Closed echatzikyriakidis closed 1 year ago
Hi @echatzikyriakidis, managing CUDA memory is indeed challenging. You can try deleting the model itself (and all its references); example,
trainer = rtf_model.fit(...)
del rtf_model.model
try:
del trainer.model
del trainer.model_wrapped
except Exception:
pass
torch.cuda.empty_cache()
Still, I am unsure if this will solve your problem. If this does not work, you may need to just save each previous model, restart the session, and rerun with a new model.
Hi @avsolatorio !
Thank you for your help!
I understand and I will sure try it in Colab.
However, what if I use a python script locally that will eventually train the models and then terminate, releasing all memory occupied by the operating system. In such scenario I don't have a runtime session like Colab that needs to be terminated or restarted. Doesn't mean that the GPU memory will automatically be released? When the script program does any rtf_model and even the realtabformer module will be unloaded. I suppose that the GPU memory will also be released. Right?

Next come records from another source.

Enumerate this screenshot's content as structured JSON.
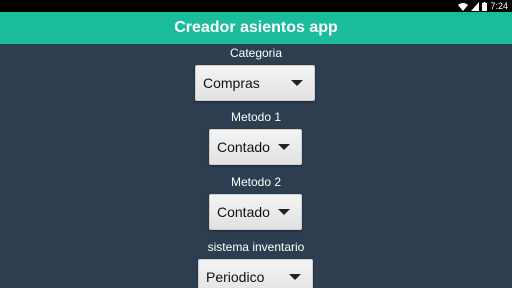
{
  "status_bar": {
    "time": "7:24",
    "icons": [
      "wifi-icon",
      "signal-icon",
      "battery-icon"
    ]
  },
  "app_bar": {
    "title": "Creador asientos app"
  },
  "form": {
    "categoria": {
      "label": "Categoria",
      "value": "Compras"
    },
    "metodo1": {
      "label": "Metodo 1",
      "value": "Contado"
    },
    "metodo2": {
      "label": "Metodo 2",
      "value": "Contado"
    },
    "sistema": {
      "label": "sistema inventario",
      "value": "Periodico"
    }
  },
  "colors": {
    "background": "#2c3e50",
    "app_bar": "#1abc9c",
    "status_bar": "#000000"
  }
}
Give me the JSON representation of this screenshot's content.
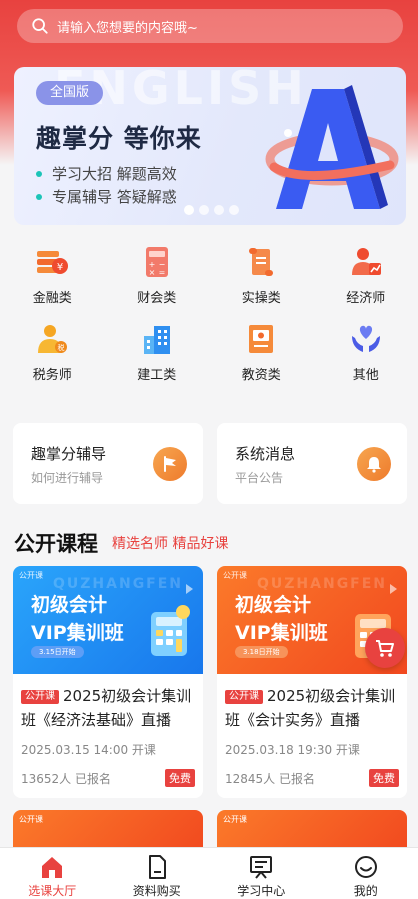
{
  "search": {
    "placeholder": "请输入您想要的内容哦~",
    "icon": "search-icon"
  },
  "banner": {
    "tag": "全国版",
    "title": "趣掌分 等你来",
    "points": [
      "学习大招 解题高效",
      "专属辅导 答疑解惑"
    ],
    "bg_word": "ENGLISH",
    "slides": 4,
    "active_slide": 0
  },
  "categories": [
    {
      "label": "金融类",
      "icon": "finance-icon"
    },
    {
      "label": "财会类",
      "icon": "calculator-icon"
    },
    {
      "label": "实操类",
      "icon": "scroll-icon"
    },
    {
      "label": "经济师",
      "icon": "economist-icon"
    },
    {
      "label": "税务师",
      "icon": "tax-advisor-icon"
    },
    {
      "label": "建工类",
      "icon": "building-icon"
    },
    {
      "label": "教资类",
      "icon": "certificate-icon"
    },
    {
      "label": "其他",
      "icon": "heart-hands-icon"
    }
  ],
  "quick_cards": [
    {
      "title": "趣掌分辅导",
      "subtitle": "如何进行辅导",
      "icon": "flag-icon"
    },
    {
      "title": "系统消息",
      "subtitle": "平台公告",
      "icon": "bell-icon"
    }
  ],
  "section": {
    "title": "公开课程",
    "subtitle": "精选名师 精品好课"
  },
  "courses": [
    {
      "mini_tag": "公开课",
      "watermark": "QUZHANGFEN",
      "thumb_line1": "初级会计",
      "thumb_line2": "VIP集训班",
      "thumb_date": "3.15日开始",
      "badge": "公开课",
      "name": "2025初级会计集训班《经济法基础》直播",
      "time": "2025.03.15 14:00 开课",
      "enrolled": "13652人 已报名",
      "price": "免费",
      "theme": "#1c8df2"
    },
    {
      "mini_tag": "公开课",
      "watermark": "QUZHANGFEN",
      "thumb_line1": "初级会计",
      "thumb_line2": "VIP集训班",
      "thumb_date": "3.18日开始",
      "badge": "公开课",
      "name": "2025初级会计集训班《会计实务》直播",
      "time": "2025.03.18 19:30 开课",
      "enrolled": "12845人 已报名",
      "price": "免费",
      "theme": "#f25a22"
    }
  ],
  "peek_courses": [
    {
      "mini_tag": "公开课"
    },
    {
      "mini_tag": "公开课"
    }
  ],
  "cart": {
    "icon": "cart-icon"
  },
  "tabbar": [
    {
      "label": "选课大厅",
      "icon": "home-icon",
      "active": true
    },
    {
      "label": "资料购买",
      "icon": "document-icon",
      "active": false
    },
    {
      "label": "学习中心",
      "icon": "study-center-icon",
      "active": false
    },
    {
      "label": "我的",
      "icon": "smile-icon",
      "active": false
    }
  ],
  "colors": {
    "brand": "#e8423f",
    "accent_orange": "#ee7b2c",
    "teal_dot": "#1cc4b8"
  }
}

Hello @echatzikyriakidis, yes, that is the expected behavior. The GPU memory should be freed up as soon as the script terminates.
@avsolatorio Thank you!
Hi @avsolatorio,
I am training multiple tabular and relational models sequentially in a single Colab Notebook with GPU runtime (I have Google Colab Pro+) and I experience CUDA out of memory error after some time in one of my models. How can I use dispose/release a REalTabFormer model after its training to free GPU memory occupied?
Thanks!